3 g of 17 "- (3-hydroxypropyl) -17 / J-hydroxy-4,6-androstadien-3-one are suspended in 15 ml of acetone and 6 ml of methanol, treated with 1.29 ml of thioacetic acid and 45 Heated to the boil for minutes. After the reaction has ended, work-up is carried out analogously to Example i. Man receives 2.4 g of 17a- (3-hydroxypropyl) -17 / i-hydroxy-7 * - thioacetyl-4-androsten-3-one with a melting point of 187-192 ° C

UV: £ 239 = 18,400.

Example 3

0.5 g of 17 "- (3-hydroxypropyl) -17β-hydroxy-4,6-androstadien-3-one is suspended in 2.5 ml of tetrahydrofuran and 1 ml of methanol, and 0.22 ml of thioacetic acid is added. After refluxing for 1 hour, work-up is carried out analogously to Example 1. 0.34 g of 17 [3-hydroxypropyl) -17 [beta] -hydroxy-7 [deg.] -Thioacetyl-4-androsten-3-one with a melting point of 187-192 ° C. is obtained. ίο UV: e ₂ 39 = 18 400.

Example 4

1 g of 17j3-hydroxy-17 "- (3-hydroxypropyl) -4,6-androstadien-3-one is refluxed in 8 ml of methanol with 1 ml of thiopropionic acid for 1.5 hours.
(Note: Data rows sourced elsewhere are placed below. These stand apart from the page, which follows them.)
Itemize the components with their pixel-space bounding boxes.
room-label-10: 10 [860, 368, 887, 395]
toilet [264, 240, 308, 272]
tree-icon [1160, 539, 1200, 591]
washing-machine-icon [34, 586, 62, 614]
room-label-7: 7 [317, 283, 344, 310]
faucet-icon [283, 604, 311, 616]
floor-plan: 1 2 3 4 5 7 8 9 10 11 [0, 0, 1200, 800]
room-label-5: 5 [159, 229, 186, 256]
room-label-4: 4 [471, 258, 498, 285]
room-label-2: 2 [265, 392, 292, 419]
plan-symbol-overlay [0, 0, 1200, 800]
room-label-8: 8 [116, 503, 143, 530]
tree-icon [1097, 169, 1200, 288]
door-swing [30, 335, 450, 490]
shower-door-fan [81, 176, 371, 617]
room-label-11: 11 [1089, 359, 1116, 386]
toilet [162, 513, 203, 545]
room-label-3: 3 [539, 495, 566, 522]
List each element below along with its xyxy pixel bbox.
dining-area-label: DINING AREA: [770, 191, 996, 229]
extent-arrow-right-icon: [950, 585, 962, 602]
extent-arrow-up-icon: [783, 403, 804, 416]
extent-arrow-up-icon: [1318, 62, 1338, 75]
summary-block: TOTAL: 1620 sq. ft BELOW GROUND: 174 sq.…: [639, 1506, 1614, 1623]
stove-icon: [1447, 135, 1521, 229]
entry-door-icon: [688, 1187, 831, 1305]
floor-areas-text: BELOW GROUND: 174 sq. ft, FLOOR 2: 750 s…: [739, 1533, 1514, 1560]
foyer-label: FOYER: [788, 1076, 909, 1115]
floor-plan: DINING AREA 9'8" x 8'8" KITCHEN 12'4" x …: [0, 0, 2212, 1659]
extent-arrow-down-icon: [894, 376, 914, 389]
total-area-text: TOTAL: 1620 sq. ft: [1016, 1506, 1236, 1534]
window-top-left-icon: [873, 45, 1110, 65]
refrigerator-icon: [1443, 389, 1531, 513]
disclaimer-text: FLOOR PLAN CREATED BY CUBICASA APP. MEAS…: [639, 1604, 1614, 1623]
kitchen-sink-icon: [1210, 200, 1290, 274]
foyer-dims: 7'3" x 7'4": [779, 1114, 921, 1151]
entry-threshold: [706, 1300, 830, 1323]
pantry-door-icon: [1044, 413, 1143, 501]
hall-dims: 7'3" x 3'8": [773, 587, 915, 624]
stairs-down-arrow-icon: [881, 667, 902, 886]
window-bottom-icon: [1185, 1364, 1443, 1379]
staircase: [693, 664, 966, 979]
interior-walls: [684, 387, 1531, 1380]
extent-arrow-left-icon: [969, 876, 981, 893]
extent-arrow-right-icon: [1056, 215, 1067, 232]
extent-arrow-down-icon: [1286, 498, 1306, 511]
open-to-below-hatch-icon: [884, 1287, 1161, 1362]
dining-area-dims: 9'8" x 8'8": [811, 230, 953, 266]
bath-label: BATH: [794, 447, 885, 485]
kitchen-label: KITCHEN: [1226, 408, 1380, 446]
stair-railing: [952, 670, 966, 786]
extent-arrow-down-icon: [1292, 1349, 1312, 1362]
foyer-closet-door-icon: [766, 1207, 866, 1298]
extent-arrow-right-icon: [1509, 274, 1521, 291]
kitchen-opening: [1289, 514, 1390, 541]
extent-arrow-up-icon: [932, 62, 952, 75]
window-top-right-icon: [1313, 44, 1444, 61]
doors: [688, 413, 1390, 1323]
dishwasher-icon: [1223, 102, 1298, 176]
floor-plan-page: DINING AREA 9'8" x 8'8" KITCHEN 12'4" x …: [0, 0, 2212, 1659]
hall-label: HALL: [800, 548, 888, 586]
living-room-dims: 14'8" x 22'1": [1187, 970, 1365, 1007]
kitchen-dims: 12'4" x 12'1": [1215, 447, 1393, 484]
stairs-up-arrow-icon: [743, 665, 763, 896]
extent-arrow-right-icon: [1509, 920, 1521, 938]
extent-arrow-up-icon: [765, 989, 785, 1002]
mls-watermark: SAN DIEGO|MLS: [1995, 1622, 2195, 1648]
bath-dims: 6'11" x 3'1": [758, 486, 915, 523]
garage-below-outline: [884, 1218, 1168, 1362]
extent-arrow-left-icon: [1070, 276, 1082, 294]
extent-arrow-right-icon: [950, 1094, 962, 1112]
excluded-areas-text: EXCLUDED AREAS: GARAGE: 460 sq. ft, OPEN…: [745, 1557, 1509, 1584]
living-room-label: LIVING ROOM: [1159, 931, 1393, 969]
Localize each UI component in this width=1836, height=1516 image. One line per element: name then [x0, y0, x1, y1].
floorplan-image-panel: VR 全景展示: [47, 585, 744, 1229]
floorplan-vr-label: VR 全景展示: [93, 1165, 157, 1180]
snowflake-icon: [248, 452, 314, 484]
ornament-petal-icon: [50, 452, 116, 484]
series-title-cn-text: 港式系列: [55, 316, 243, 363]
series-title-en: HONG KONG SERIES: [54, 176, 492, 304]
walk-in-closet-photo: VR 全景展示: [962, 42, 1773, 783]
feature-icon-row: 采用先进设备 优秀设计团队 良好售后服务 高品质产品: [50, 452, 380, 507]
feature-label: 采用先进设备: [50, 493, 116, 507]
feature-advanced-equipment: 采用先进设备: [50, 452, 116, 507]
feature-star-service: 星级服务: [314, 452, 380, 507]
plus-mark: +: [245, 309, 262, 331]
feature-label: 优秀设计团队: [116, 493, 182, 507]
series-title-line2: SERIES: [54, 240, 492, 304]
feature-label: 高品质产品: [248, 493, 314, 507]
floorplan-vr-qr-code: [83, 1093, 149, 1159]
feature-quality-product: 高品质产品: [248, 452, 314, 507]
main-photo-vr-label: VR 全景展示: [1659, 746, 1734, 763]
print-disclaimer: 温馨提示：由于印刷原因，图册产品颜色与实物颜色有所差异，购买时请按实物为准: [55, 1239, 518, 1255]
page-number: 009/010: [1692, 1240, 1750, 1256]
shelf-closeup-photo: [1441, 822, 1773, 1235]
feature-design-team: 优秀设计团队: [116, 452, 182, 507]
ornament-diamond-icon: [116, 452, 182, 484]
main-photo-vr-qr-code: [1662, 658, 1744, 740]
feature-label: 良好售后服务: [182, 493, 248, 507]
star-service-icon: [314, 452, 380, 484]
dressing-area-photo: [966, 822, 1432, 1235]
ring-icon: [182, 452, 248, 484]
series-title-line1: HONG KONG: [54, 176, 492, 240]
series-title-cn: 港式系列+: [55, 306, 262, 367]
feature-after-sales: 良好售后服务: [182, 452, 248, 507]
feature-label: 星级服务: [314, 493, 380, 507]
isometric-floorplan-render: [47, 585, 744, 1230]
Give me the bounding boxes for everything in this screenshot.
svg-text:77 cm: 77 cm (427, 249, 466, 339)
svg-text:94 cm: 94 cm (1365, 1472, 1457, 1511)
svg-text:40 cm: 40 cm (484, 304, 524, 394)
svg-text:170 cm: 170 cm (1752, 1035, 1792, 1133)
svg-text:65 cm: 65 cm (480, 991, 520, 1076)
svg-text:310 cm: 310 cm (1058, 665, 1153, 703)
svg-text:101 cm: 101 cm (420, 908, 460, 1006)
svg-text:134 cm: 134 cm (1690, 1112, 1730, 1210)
Thereafter is evaporated in vacuo and the residue is recrystallized from acetone-hexane. 0.63 g is obtained 17 /? - Hydroxy-17 "- (3-hydroxypropyl) -7 <x-propionylthio-4-androsten-3-one from melting point 165-167 "C.

Claims (3)

Patent claims: 1. A process for the preparation of 17a- (3-hydroxypropyl) -17ß-hydroxy-7 "-thioalkanoy l-4-androsten- ^r > 3-ones with ibis to 6 carbon atoms in the thioalkanoyl group, characterized in that 17a (3-Hydroxypropyl) -170-hydroxy-4,6-androstadien-3-one in a protic solvent or mixtures thereof, optionally in the presence of a solubilizer, at temperatures from 0 ° to boiling point with a thioalkanoic acid.
2.17a- (3-hydroxypropyl) -17jS-hydroxy-7iX-thio- acetyl-4-androsten-3-one. 3.17a- (3-hydroxypropyl) -17 ^ -hydroxy-7A-thiopropionyl-4-androsten-3-one.